Archibald on teammate Scott Wedman:
Scott was a really good player. Those first couple of years he was kind of in the shadows in Kansas City, because he was a young guy just getting started and he wasn’t one of the focal points of the offense. But as time went on he became one of the team’s stars, and one of the better players in the league. He could shoot the lights out. Nobody in the league shot it any better. He was a role player when he went to Boston, which was a big change for him, but he really wanted to win a championship. He knew that he’d never take Larry Bird’s spot, and that his job would be to come off the bench and provide a spark on offense. That’s exactly what he did, and the Celtics won two championships with him on the roster.
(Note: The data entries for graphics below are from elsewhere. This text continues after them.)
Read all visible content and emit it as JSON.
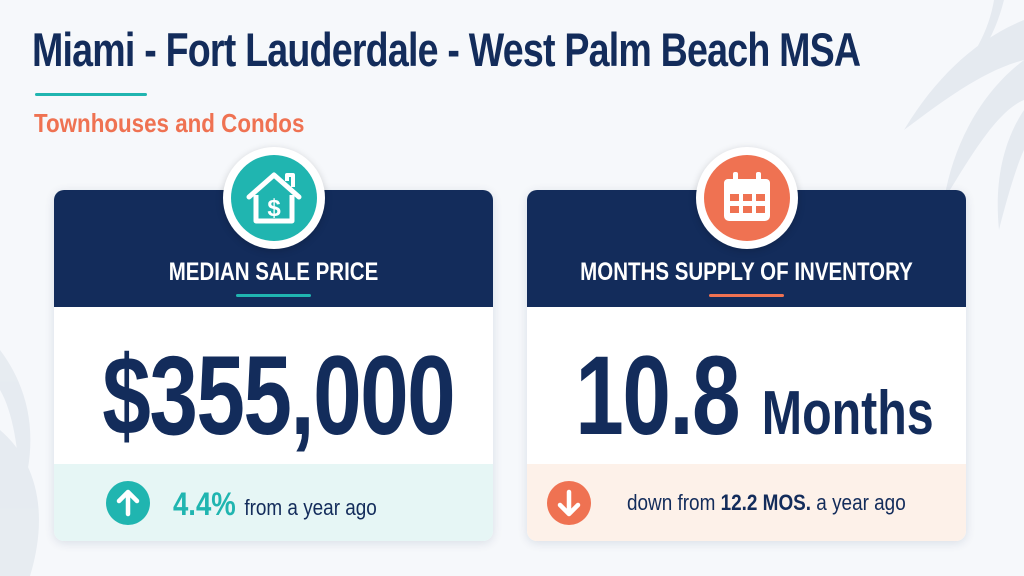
{
  "header": {
    "title": "Miami - Fort Lauderdale - West Palm Beach MSA",
    "subtitle": "Townhouses and Condos"
  },
  "colors": {
    "navy": "#132c5b",
    "teal": "#20b5b0",
    "coral": "#ef7252",
    "background": "#f6f8fb"
  },
  "cards": [
    {
      "icon": "house-dollar-icon",
      "label": "MEDIAN SALE PRICE",
      "value": "$355,000",
      "change_icon": "arrow-up-icon",
      "change_pct": "4.4%",
      "change_text": "from a year ago"
    },
    {
      "icon": "calendar-icon",
      "label": "MONTHS SUPPLY OF INVENTORY",
      "value": "10.8",
      "unit": "Months",
      "change_icon": "arrow-down-icon",
      "change_prefix": "down from",
      "change_value": "12.2 MOS.",
      "change_suffix": "a year ago"
    }
  ]
}
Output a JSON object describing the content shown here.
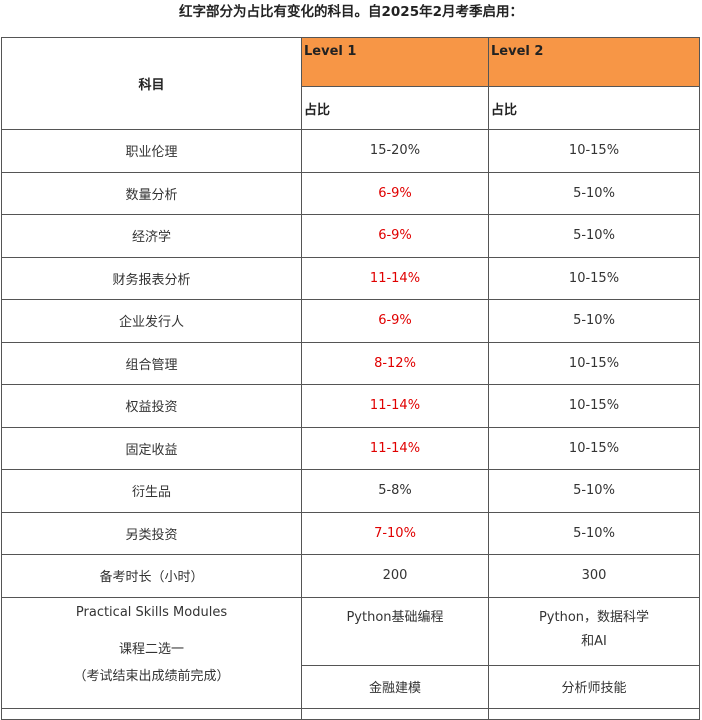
{
  "heading": "红字部分为占比有变化的科目。自2025年2月考季启用：",
  "table": {
    "subject_header": "科目",
    "level1_header": "Level 1",
    "level2_header": "Level 2",
    "ratio_label_1": "占比",
    "ratio_label_2": "占比",
    "rows": [
      {
        "subject": "职业伦理",
        "l1": "15-20%",
        "l2": "10-15%",
        "l1_changed": false
      },
      {
        "subject": "数量分析",
        "l1": "6-9%",
        "l2": "5-10%",
        "l1_changed": true
      },
      {
        "subject": "经济学",
        "l1": "6-9%",
        "l2": "5-10%",
        "l1_changed": true
      },
      {
        "subject": "财务报表分析",
        "l1": "11-14%",
        "l2": "10-15%",
        "l1_changed": true
      },
      {
        "subject": "企业发行人",
        "l1": "6-9%",
        "l2": "5-10%",
        "l1_changed": true
      },
      {
        "subject": "组合管理",
        "l1": "8-12%",
        "l2": "10-15%",
        "l1_changed": true
      },
      {
        "subject": "权益投资",
        "l1": "11-14%",
        "l2": "10-15%",
        "l1_changed": true
      },
      {
        "subject": "固定收益",
        "l1": "11-14%",
        "l2": "10-15%",
        "l1_changed": true
      },
      {
        "subject": "衍生品",
        "l1": "5-8%",
        "l2": "5-10%",
        "l1_changed": false
      },
      {
        "subject": "另类投资",
        "l1": "7-10%",
        "l2": "5-10%",
        "l1_changed": true
      }
    ],
    "study_hours": {
      "label": "备考时长（小时）",
      "l1": "200",
      "l2": "300"
    },
    "practical_skills": {
      "title": "Practical Skills Modules",
      "choose": "课程二选一",
      "note": "（考试结束出成绩前完成）",
      "l1_option_a": "Python基础编程",
      "l1_option_b": "金融建模",
      "l2_option_a_line1": "Python，数据科学",
      "l2_option_a_line2": "和AI",
      "l2_option_b": "分析师技能"
    }
  },
  "colors": {
    "header_orange": "#f79646",
    "changed_red": "#e00000"
  }
}
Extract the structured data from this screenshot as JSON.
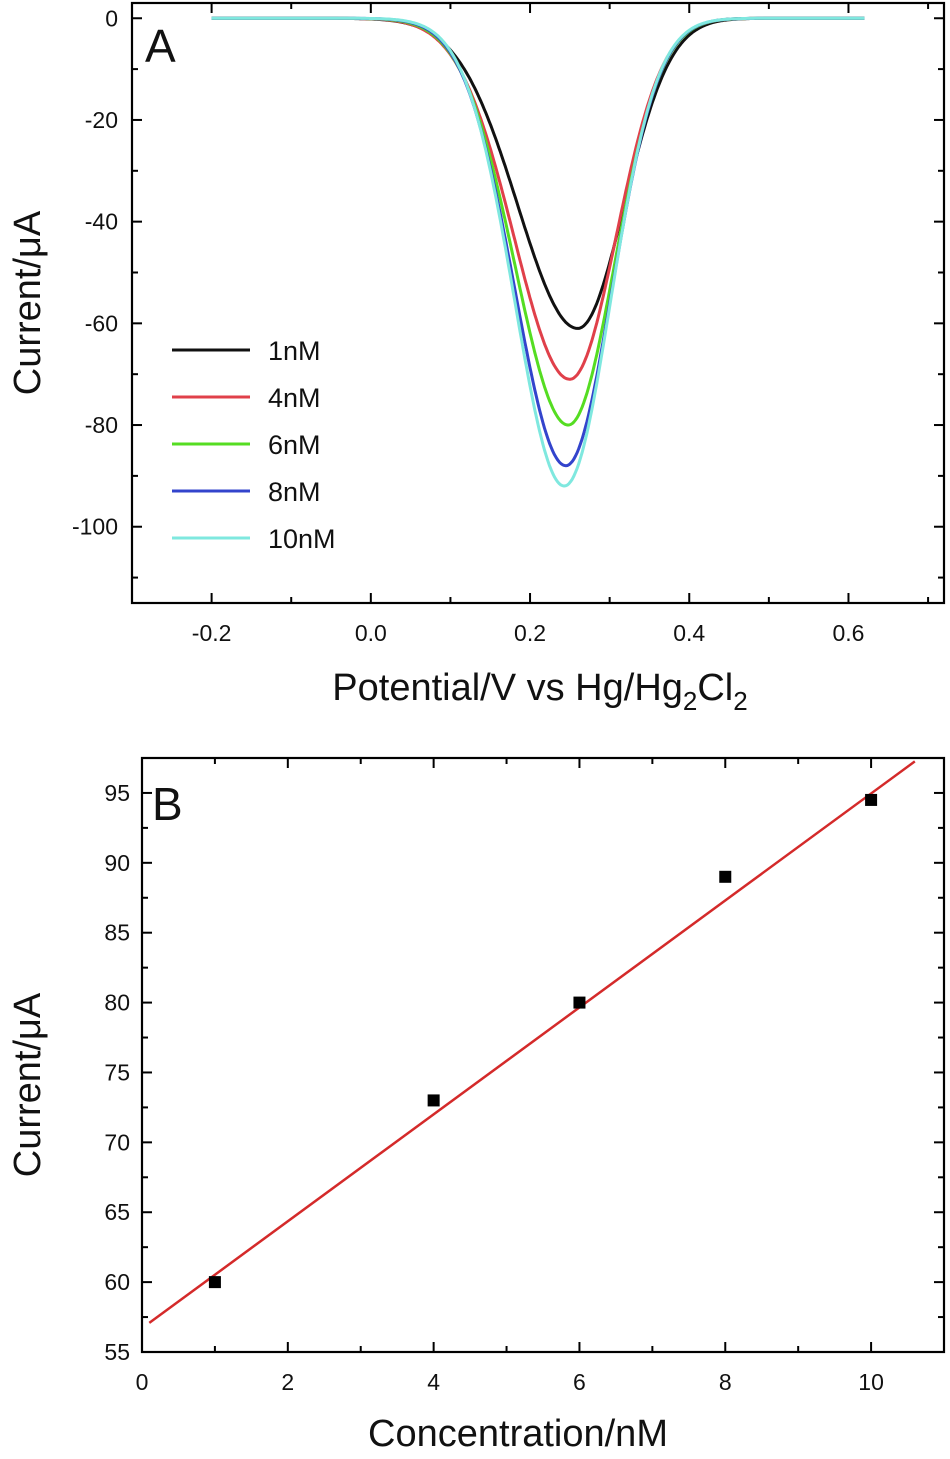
{
  "chart_data": [
    {
      "panel": "A",
      "type": "line",
      "xlabel_main": "Potential/V vs Hg/Hg",
      "xlabel_sub1": "2",
      "xlabel_mid": "Cl",
      "xlabel_sub2": "2",
      "ylabel": "Current/μA",
      "xlim": [
        -0.3,
        0.72
      ],
      "ylim": [
        -115,
        3
      ],
      "xticks": [
        -0.2,
        0.0,
        0.2,
        0.4,
        0.6
      ],
      "xtick_labels": [
        "-0.2",
        "0.0",
        "0.2",
        "0.4",
        "0.6"
      ],
      "yticks": [
        0,
        -20,
        -40,
        -60,
        -80,
        -100
      ],
      "ytick_labels": [
        "0",
        "-20",
        "-40",
        "-60",
        "-80",
        "-100"
      ],
      "x_range": [
        -0.2,
        0.62
      ],
      "series": [
        {
          "name": "1nM",
          "color": "#111111",
          "peak": -61,
          "center": 0.26,
          "rise_width": 0.075,
          "fall_width": 0.058
        },
        {
          "name": "4nM",
          "color": "#e0404a",
          "peak": -71,
          "center": 0.25,
          "rise_width": 0.07,
          "fall_width": 0.058
        },
        {
          "name": "6nM",
          "color": "#55dd22",
          "peak": -80,
          "center": 0.248,
          "rise_width": 0.067,
          "fall_width": 0.058
        },
        {
          "name": "8nM",
          "color": "#3344cc",
          "peak": -88,
          "center": 0.245,
          "rise_width": 0.064,
          "fall_width": 0.058
        },
        {
          "name": "10nM",
          "color": "#7fe8df",
          "peak": -92,
          "center": 0.243,
          "rise_width": 0.062,
          "fall_width": 0.058
        }
      ],
      "legend_position": "left"
    },
    {
      "panel": "B",
      "type": "scatter",
      "xlabel": "Concentration/nM",
      "ylabel": "Current/μA",
      "xlim": [
        0,
        11
      ],
      "ylim": [
        55,
        97.5
      ],
      "xticks": [
        0,
        2,
        4,
        6,
        8,
        10
      ],
      "xtick_labels": [
        "0",
        "2",
        "4",
        "6",
        "8",
        "10"
      ],
      "yticks": [
        55,
        60,
        65,
        70,
        75,
        80,
        85,
        90,
        95
      ],
      "ytick_labels": [
        "55",
        "60",
        "65",
        "70",
        "75",
        "80",
        "85",
        "90",
        "95"
      ],
      "points": [
        {
          "x": 1,
          "y": 60
        },
        {
          "x": 4,
          "y": 73
        },
        {
          "x": 6,
          "y": 80
        },
        {
          "x": 8,
          "y": 89
        },
        {
          "x": 10,
          "y": 94.5
        }
      ],
      "fit": {
        "slope": 3.826,
        "intercept": 56.7,
        "x_range": [
          0.1,
          10.6
        ],
        "color": "#d42a2a"
      },
      "marker_color": "#000000"
    }
  ]
}
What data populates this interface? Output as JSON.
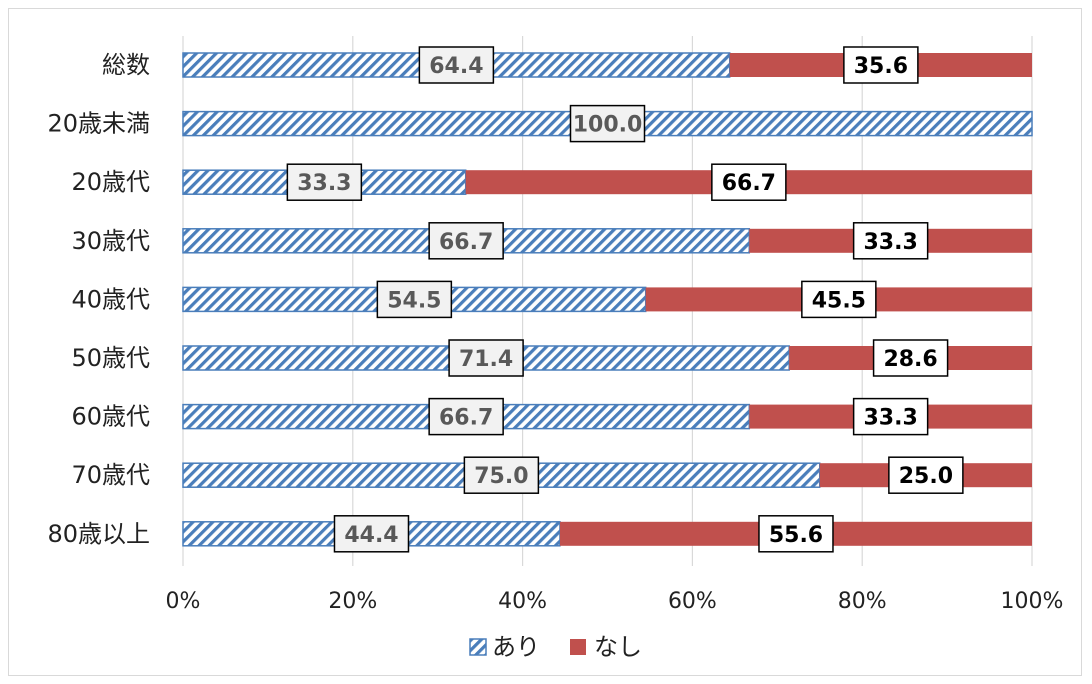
{
  "chart_data": {
    "type": "bar",
    "orientation": "horizontal",
    "stacked": "percent",
    "categories": [
      "総数",
      "20歳未満",
      "20歳代",
      "30歳代",
      "40歳代",
      "50歳代",
      "60歳代",
      "70歳代",
      "80歳以上"
    ],
    "series": [
      {
        "name": "あり",
        "values": [
          64.4,
          100.0,
          33.3,
          66.7,
          54.5,
          71.4,
          66.7,
          75.0,
          44.4
        ],
        "color": "#4a7ebb",
        "pattern": "diagonal-hatch"
      },
      {
        "name": "なし",
        "values": [
          35.6,
          0,
          66.7,
          33.3,
          45.5,
          28.6,
          33.3,
          25.0,
          55.6
        ],
        "color": "#c0504d",
        "pattern": "solid"
      }
    ],
    "data_labels": {
      "あり": [
        "64.4",
        "100.0",
        "33.3",
        "66.7",
        "54.5",
        "71.4",
        "66.7",
        "75.0",
        "44.4"
      ],
      "なし": [
        "35.6",
        "",
        "66.7",
        "33.3",
        "45.5",
        "28.6",
        "33.3",
        "25.0",
        "55.6"
      ]
    },
    "x_ticks": [
      "0%",
      "20%",
      "40%",
      "60%",
      "80%",
      "100%"
    ],
    "xlim": [
      0,
      100
    ],
    "grid": "vertical",
    "legend": "bottom",
    "title": "",
    "xlabel": "",
    "ylabel": ""
  }
}
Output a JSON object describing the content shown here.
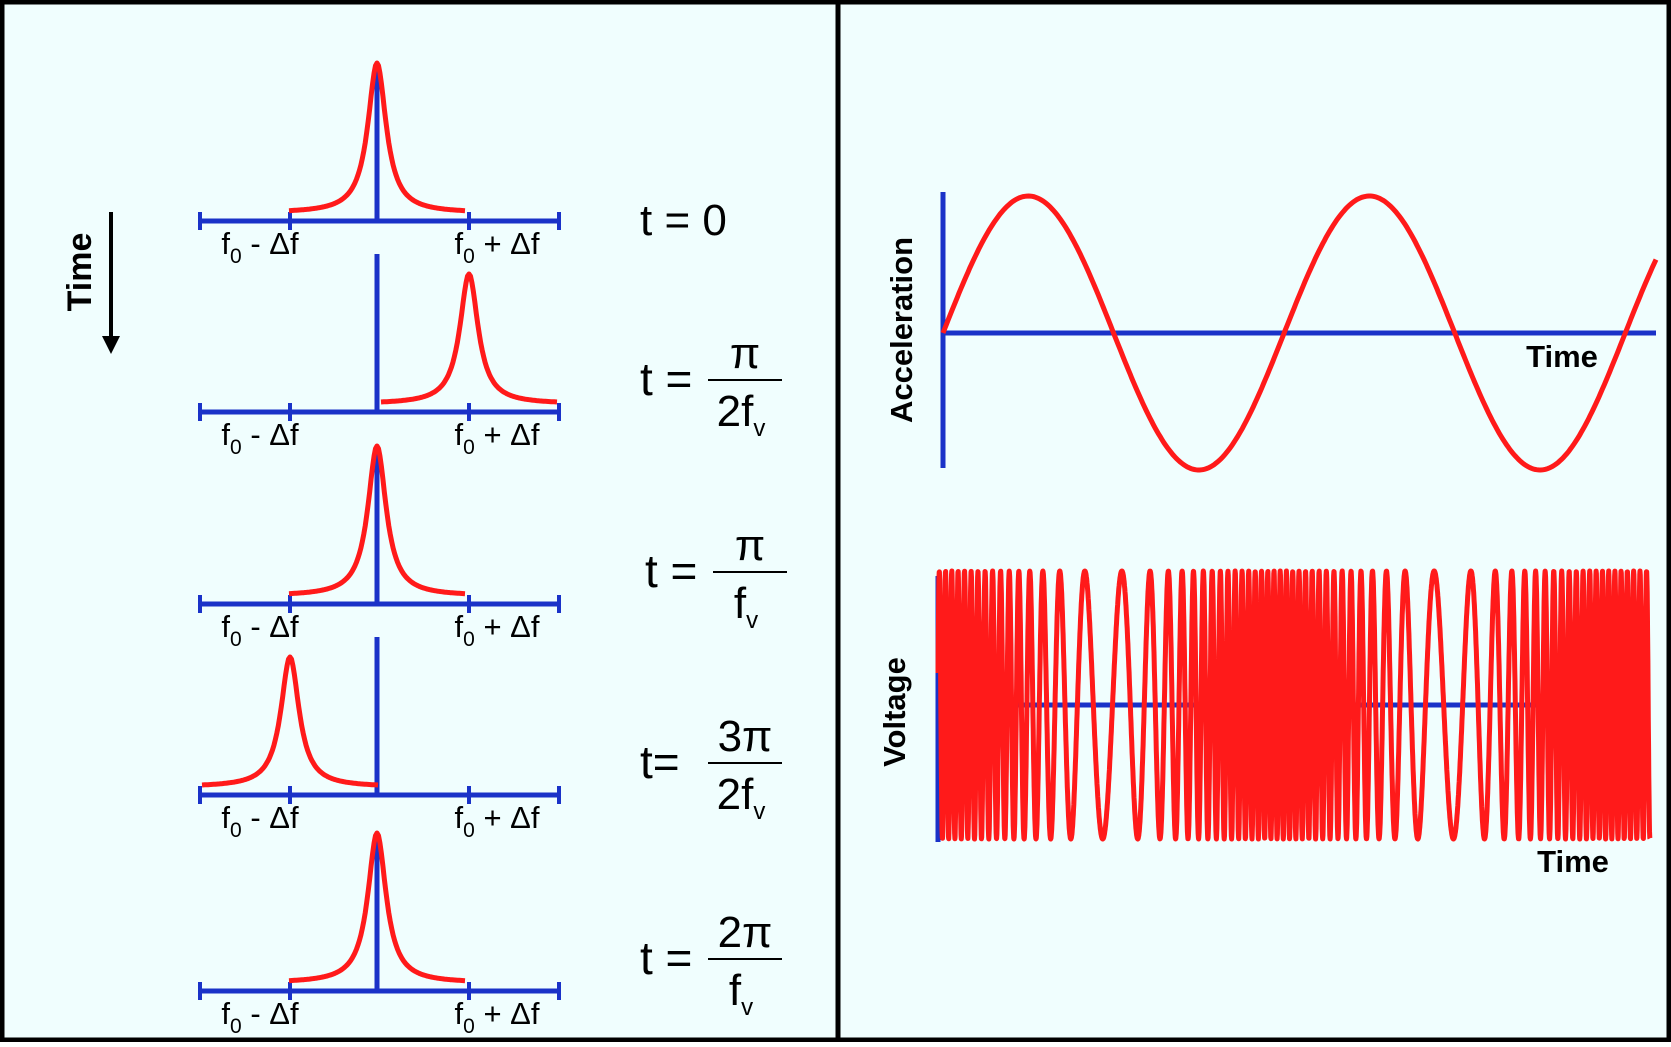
{
  "colors": {
    "background": "#f0fefe",
    "border": "#000000",
    "axis": "#1a32c8",
    "curve": "#ff1a1a",
    "text": "#000000"
  },
  "left_panel": {
    "time_label": "Time",
    "rows": [
      {
        "peak_position": "center",
        "left_tick": {
          "base": "f",
          "sub": "0",
          "rest": " - Δf"
        },
        "right_tick": {
          "base": "f",
          "sub": "0",
          "rest": " + Δf"
        },
        "equation": {
          "lhs": "t = ",
          "value": "0"
        }
      },
      {
        "peak_position": "right",
        "left_tick": {
          "base": "f",
          "sub": "0",
          "rest": " - Δf"
        },
        "right_tick": {
          "base": "f",
          "sub": "0",
          "rest": " + Δf"
        },
        "equation": {
          "lhs": "t = ",
          "numerator": "π",
          "denominator_base": "2f",
          "denominator_sub": "v"
        }
      },
      {
        "peak_position": "center",
        "left_tick": {
          "base": "f",
          "sub": "0",
          "rest": " - Δf"
        },
        "right_tick": {
          "base": "f",
          "sub": "0",
          "rest": " + Δf"
        },
        "equation": {
          "lhs": "t = ",
          "numerator": "π",
          "denominator_base": "f",
          "denominator_sub": "v"
        }
      },
      {
        "peak_position": "left",
        "left_tick": {
          "base": "f",
          "sub": "0",
          "rest": " - Δf"
        },
        "right_tick": {
          "base": "f",
          "sub": "0",
          "rest": " + Δf"
        },
        "equation": {
          "lhs": "t= ",
          "numerator": "3π",
          "denominator_base": "2f",
          "denominator_sub": "v"
        }
      },
      {
        "peak_position": "center",
        "left_tick": {
          "base": "f",
          "sub": "0",
          "rest": " - Δf"
        },
        "right_tick": {
          "base": "f",
          "sub": "0",
          "rest": " + Δf"
        },
        "equation": {
          "lhs": "t = ",
          "numerator": "2π",
          "denominator_base": "f",
          "denominator_sub": "v"
        }
      }
    ]
  },
  "right_panel": {
    "acceleration": {
      "ylabel": "Acceleration",
      "xlabel": "Time",
      "cycles": 2
    },
    "voltage": {
      "ylabel": "Voltage",
      "xlabel": "Time"
    }
  }
}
Archibald on that classic comeback against the 76ers in the 1981 Eastern Conference Finals:
Nobody was giving up. There was no quit on that team. Philly was the team to beat, they had the big lead in the series, and we just kept playing as hard as we could. Larry told us to take one game at time, and we were able to focus on that. All of the games were very close, and very intense. Those last three games all went down to the wire, and they reminded me of the great Red Sox-Yankees series, with the Red Sox coming back from a 3-0 deficit to win. People may forget this, but our best battles back then were against the 76ers. They had Doc [Julius Erving], Andrew Toney, Bobby Jones, Caldwell Jones, Darryl Dawkins, Doug Collins, Steve Mix, Lionel Hollins, and Maurice Cheeks. Philly was loaded. We had to beat them just to get to the Finals and face the Houston Rockets. It was a great series, probably the best I’ve ever been involved in.